Sean Egan, Nelipak Healthcare Packaging, discusses best practices for healthcare packaging seal integrity.
Ensuring seal integrity is critical to the product efficacy of healthcare packaging, as the seal maintains necessary sterile barriers. Seals must always remain intact under the strains of shipping and handling, yet peel open quickly and easily for the end-user in a surgical environment.
Understanding and applying best practices during the heat sealing process and using custom built cleanroom sealing machines designed to the specifications of a medical device, pharmaceutical thermoformed blisters or trays can result in better quality products that consistently have the necessary seal strengths and properties.
In the heat sealing process, coated lidding material is activated under controlled pressure and temperature parameters creating a bond between the tray/blister and the lidding material. After cooling, this bond is tensionable and the pack is considered sealed; the quality of this seal can be evaluated either visually and/or mechanically.

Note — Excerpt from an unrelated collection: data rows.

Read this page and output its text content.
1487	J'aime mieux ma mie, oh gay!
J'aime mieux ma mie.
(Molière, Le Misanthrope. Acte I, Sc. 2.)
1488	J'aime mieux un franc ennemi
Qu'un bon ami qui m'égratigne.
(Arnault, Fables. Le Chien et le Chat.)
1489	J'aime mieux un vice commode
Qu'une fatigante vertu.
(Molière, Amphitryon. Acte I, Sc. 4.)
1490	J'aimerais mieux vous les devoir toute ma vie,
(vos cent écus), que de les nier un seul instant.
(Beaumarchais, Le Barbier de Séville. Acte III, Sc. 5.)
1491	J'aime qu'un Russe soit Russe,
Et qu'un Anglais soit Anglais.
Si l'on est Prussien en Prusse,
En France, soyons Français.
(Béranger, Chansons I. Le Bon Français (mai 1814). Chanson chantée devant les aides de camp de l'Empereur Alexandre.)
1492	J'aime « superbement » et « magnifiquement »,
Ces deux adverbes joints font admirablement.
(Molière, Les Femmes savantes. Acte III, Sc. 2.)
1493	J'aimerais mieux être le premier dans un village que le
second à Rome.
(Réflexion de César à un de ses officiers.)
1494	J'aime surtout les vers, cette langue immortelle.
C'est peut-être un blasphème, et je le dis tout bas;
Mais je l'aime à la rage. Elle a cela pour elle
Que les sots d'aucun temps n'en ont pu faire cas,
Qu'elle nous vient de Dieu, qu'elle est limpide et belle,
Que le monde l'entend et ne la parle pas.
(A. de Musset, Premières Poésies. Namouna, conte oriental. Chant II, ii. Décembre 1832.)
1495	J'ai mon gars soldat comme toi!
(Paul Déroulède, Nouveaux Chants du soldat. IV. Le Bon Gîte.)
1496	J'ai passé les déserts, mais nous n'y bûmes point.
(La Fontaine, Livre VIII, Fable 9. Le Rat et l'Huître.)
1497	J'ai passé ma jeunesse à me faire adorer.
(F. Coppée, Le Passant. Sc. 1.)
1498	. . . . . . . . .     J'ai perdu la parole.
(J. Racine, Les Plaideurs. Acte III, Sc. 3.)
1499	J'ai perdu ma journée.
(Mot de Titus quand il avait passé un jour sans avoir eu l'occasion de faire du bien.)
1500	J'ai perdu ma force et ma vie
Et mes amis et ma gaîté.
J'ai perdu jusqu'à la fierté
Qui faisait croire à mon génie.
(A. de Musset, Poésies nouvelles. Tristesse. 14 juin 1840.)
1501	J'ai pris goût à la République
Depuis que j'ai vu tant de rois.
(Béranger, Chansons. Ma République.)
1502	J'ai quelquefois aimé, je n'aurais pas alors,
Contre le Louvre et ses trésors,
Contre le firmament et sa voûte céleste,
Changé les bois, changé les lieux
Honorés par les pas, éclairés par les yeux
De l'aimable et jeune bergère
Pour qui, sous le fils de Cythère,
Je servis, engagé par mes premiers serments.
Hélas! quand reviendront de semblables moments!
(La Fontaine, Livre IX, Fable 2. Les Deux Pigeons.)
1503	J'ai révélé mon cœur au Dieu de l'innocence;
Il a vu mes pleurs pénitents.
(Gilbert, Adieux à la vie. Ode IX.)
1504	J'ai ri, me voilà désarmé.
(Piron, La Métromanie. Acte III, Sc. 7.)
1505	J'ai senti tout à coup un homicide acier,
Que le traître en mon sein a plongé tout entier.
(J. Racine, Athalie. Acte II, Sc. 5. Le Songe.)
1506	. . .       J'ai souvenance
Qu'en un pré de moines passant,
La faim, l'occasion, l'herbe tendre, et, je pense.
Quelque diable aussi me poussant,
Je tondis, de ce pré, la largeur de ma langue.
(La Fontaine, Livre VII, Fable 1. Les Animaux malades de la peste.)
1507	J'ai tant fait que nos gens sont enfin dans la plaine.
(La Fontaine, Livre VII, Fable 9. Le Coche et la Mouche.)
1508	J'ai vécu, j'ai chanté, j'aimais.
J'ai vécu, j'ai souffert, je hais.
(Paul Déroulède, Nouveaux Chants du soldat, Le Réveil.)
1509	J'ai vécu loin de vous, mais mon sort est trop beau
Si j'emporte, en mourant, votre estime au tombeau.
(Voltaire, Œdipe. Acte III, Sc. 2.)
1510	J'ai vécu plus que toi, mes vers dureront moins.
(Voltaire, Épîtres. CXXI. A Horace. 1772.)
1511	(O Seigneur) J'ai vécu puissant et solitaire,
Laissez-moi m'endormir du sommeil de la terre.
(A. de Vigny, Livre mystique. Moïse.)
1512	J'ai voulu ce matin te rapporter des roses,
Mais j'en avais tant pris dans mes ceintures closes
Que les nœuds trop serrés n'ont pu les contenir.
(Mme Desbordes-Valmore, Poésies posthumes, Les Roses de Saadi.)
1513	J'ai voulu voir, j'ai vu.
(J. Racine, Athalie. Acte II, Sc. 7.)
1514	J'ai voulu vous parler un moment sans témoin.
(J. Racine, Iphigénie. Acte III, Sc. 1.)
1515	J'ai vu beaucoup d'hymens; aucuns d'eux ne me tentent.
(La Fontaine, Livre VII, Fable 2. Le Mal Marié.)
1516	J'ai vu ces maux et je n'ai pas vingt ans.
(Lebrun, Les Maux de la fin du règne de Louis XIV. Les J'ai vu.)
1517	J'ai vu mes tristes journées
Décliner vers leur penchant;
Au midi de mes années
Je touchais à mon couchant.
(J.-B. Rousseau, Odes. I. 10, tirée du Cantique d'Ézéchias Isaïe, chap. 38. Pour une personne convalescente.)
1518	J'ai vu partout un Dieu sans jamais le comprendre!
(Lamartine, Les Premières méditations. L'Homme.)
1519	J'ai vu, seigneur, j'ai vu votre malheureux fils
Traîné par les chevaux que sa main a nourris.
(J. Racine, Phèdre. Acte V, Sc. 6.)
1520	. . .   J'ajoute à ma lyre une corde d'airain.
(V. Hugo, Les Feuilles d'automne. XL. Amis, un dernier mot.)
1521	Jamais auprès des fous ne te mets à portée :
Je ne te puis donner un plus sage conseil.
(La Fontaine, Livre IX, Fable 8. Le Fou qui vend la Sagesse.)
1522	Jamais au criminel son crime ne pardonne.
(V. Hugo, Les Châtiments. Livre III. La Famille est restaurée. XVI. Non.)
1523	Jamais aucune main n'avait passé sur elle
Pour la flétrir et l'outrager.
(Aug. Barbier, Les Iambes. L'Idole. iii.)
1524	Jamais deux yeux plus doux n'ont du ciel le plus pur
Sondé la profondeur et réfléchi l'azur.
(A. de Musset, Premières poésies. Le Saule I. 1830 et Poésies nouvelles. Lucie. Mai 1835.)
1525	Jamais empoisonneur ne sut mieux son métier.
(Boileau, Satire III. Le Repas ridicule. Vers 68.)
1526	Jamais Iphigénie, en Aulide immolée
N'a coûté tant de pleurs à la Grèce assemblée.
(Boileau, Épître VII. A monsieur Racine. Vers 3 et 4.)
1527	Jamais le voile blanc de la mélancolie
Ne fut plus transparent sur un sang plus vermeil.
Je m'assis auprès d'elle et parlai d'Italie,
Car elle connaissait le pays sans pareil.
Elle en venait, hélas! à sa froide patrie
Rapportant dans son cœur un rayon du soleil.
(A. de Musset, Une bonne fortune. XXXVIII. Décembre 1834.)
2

Factors to consider in establishing a consistent heat sealing process are:
- The sealing machine
- Heat seal parameters, such as pressure, temperature and time
- The sealing dies
- The blister
- The lidding material
- Impurities on the blister and/or lidding material
It is important to establish the lower and upper limits of the sealing process during the validation stage. This makes it possible to take into account fluctuations during the sealing process. Using blisters and lidding material that are known to give a good seal when the machine is set in a certain way can help track down batch discrepancies. If these are introduced into the process when problems occur it can quickly be determined whether the blister or the lidding material is the cause.
When changes occur, they may result in serious complications with the bond between the tray/blister and the lidding material. Changes to the sealing machine, the heat seal parameters and the sealing dies are usually easily observable. If they are the reason for the problems, ‘the original state’ should be restored and the process can resume as normal. However, if the blister or the lidding material is the cause, the resulting changes are often not discernible with the naked eye.
Evaluating heat sealing
Conclusions drawn regarding the quality of bonds are not always found to be correct, particularly when the evaluation is based solely on visual inspection. Sometimes seals whose quality is actually satisfactory are rejected. Mechanical inspection techniques such as peel and burst testing provide more accurate conclusions on seal integrity than visual inspection alone.
The peel test is preferable to evaluate seal integrity and strength, but to enable a reliable comparison be made of the quality within a single production run it is critical to always break the seal at the same angle of the blister with respect to lidding material and at the same speed. Some characteristics observed from peel testing may be a subjective matter of opinion – such as whether the seal ‘looks nice’. What is more important is whether, after peeling the seal, you can establish a basis of properties that indicate what to expect from the applied coating in a certain combination of blister and lidding material.
Minimising the risk of impurities
Impurities that lodge between the blister and the lidding material give rise to poor visual and mechanical bond properties. Therefore, consider the following best practices for reducing impurities:
- Leave lidding material and blisters in the original packaging for as long as possible
- Avoid touching the coating, especially at the points where joints will be made later
- Avoid touching the blister’s sealing flange
- In the case of pre-treatment of blister and lidding material (such as sterilisation), keep a few originals in reserve so you can verify whether the pre-treatment has affected the quality of the bond
- Test the effect of disinfectants or detergents on the quality of the bond in advance (even if they are not meant to come into contact with the blister’s seal flanges)
- Test the effect on the seal of gloves that you do or do not use in combination with disinfectants or detergents
- Test the effect of the contents of the packaging on the quality of the bond, particularly if you work with liquids or sticky substances
Problems involving blisters and lidding material are usually due to material from different production batches being used during one sealing cycle –for example, blisters sealed in a single cycle with lidding material that has identical coating but is from two different batches. They show not only different results in the peel test, but also visual differences. This can usually be solved by modification of the heat seal parameters.